C’est intéressant, parfois on a des moyens fabuleux et parfois c’est le contraire et on butte sur des détails sur lesquels on ne devrait pas buter. Le vrai problème c’est la langue. On travaille en anglais qui est traduit en chinois et re traduit en anglais. Donc ça ne permet pas de rentrer dans les nuances. On reste sur les grandes lignes mais des fois les grandes lignes suffisent pour faire des grandes choses. Ce n’est quand même pas tout à fait le même boulot que dans sa langue natale. Ce qui est très très différent c’est le mode d’entraînement imposé par la fédération. Ça fait deux ans et demi qu’ils sont en stage! C’est éreintant, épuisant… Mais leur crainte c’était de les laisser rentrer chez eux et qu’ils soient infectés par le covid. Donc le covid encore une fois a mis un peu le brin dans notre préparation. Deux ans et demi de stage, il n’y a personne qui peut surmonter ça, c’est au-delà des capacités humaines. Et ce n’est pas rentable au bout du compte. Mais on n’a pas eu le choix de toute façon et on essaye de faire comme on peut.

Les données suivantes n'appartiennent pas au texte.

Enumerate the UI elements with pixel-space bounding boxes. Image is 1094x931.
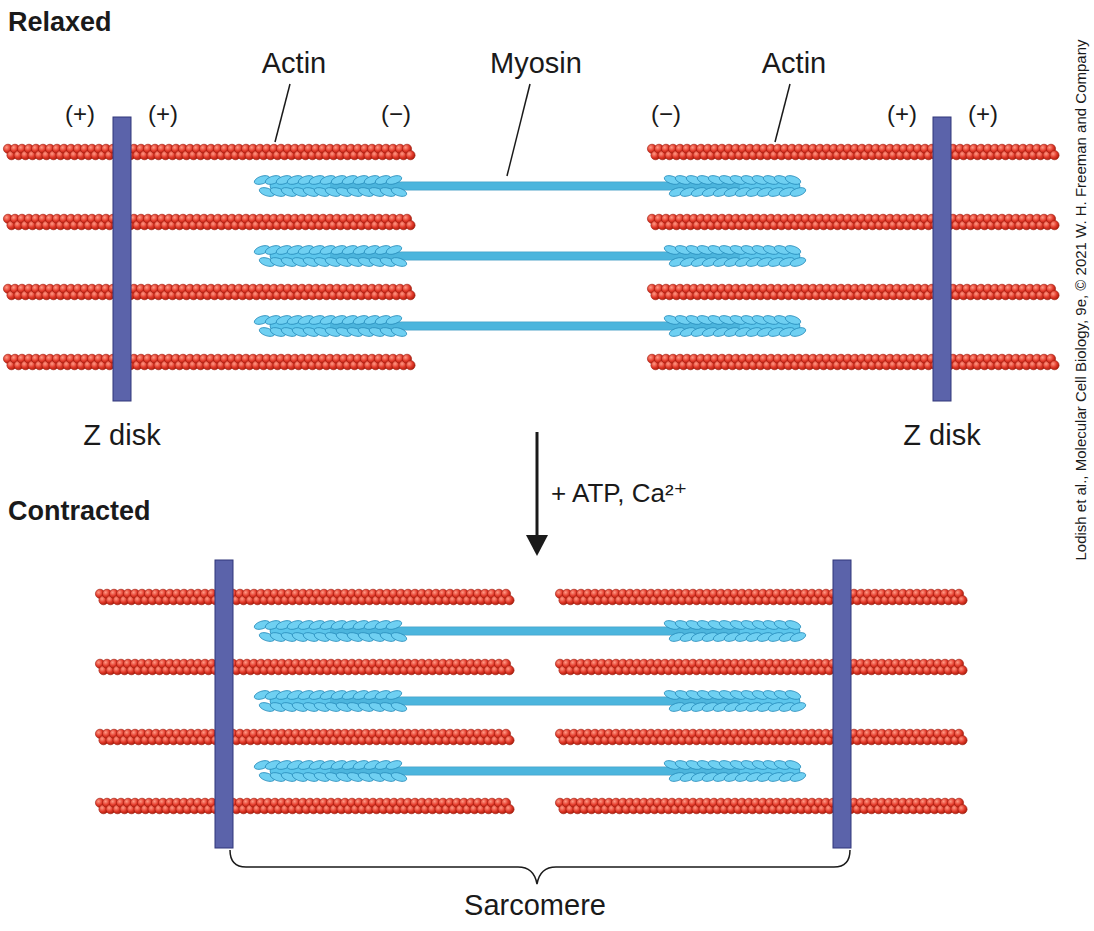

Comment vous avez senti la montée en puissance autour de l’évènement des Jeux olympiques, au-delà du biathlon, dans le pays?

L’année dernière, sur ce site on a eu la visite du président Xi Jinping qui est venu faire un discours. Il était la terrasse juste derrière (il montre la tribune officielle juste derrière le pas de tir). Donc la Chine est investie sur les Jeux et va faire un beau travail. Ce qui est encore un peu frustrant une nouvelle fois - mais c’est lié au covid - c’est toutes les dispositions que l’on est obligés de respecter. Ça gâche un peu le plaisir. Mais je pense qu’il y a un véritable élan et ça correspond surtout à l’organisation de ces jeux à un but économique. La Chine va développer les sports d’hiver en interne au minimum. C’est l’or blanc qui débarque en Chine comme ça a été le cas chez nous dans les années 60. C’est une politique qui est bien affichée.

"Je n’ai jamais vu des installations pareilles"

Qu’est-ce qui vous a le plus surpris dans cette aventure?

Le plus surprenant c’est les moyens mis à disposition des sports d’hiver. Au milieu de Pékin il y a le centre national d’entraînement des sports d’hiver. Une sorte d’INSEP des sports d’hiver. Je n’ai jamais vu des installations pareilles. Je ne sais pas combien il y a de sauteurs en Chine mais il ne doit pas y en avoir beaucoup… Ils ont leur propre soufflerie. Il n’y en a pas une en France. Eux ils l’ont a disposition. Ce sont des moyens phénoménaux. Et ce qui est très surprenant a contrario c’est qu’il y a très très peu d’entraîneurs chinois qui soient formés au biathlon, aptes à entraîner une équipe. Je ne pense pas en avoir croisé un, aucun ne nous a accompagné pour apprendre non plus. Ce qu’on a du mal à situer c’est l’avenir du biathlon en Chine. Je n’ai pas l’impression que cette discipline-là sera très développée et poussée…

Ça ressemble à un "one shot"?

Ça ressemble beaucoup à ça oui…

Comment s’est passée la collaboration avec Ole Einar Bjorndalen?

Très très bien, aucun problème. Il y a eu des jours d’euphorie, des jours de fatigue, mais on ne baissera pas les bras jusqu’à la fin c’est garanti. Il y a vraiment une très bonne entente dans l’équipe de coachs. Ça a été un plaisir et un honneur de travailler à côté de cet homme-là. Il est tout à fait normal dans son côté extrême. Il ne laisse rien passer et va au bout des choses. C’est un sacré bon entraîneur qui lui non plus n’aura pas pu exprimer tout son talent en raison de la situation sanitaire.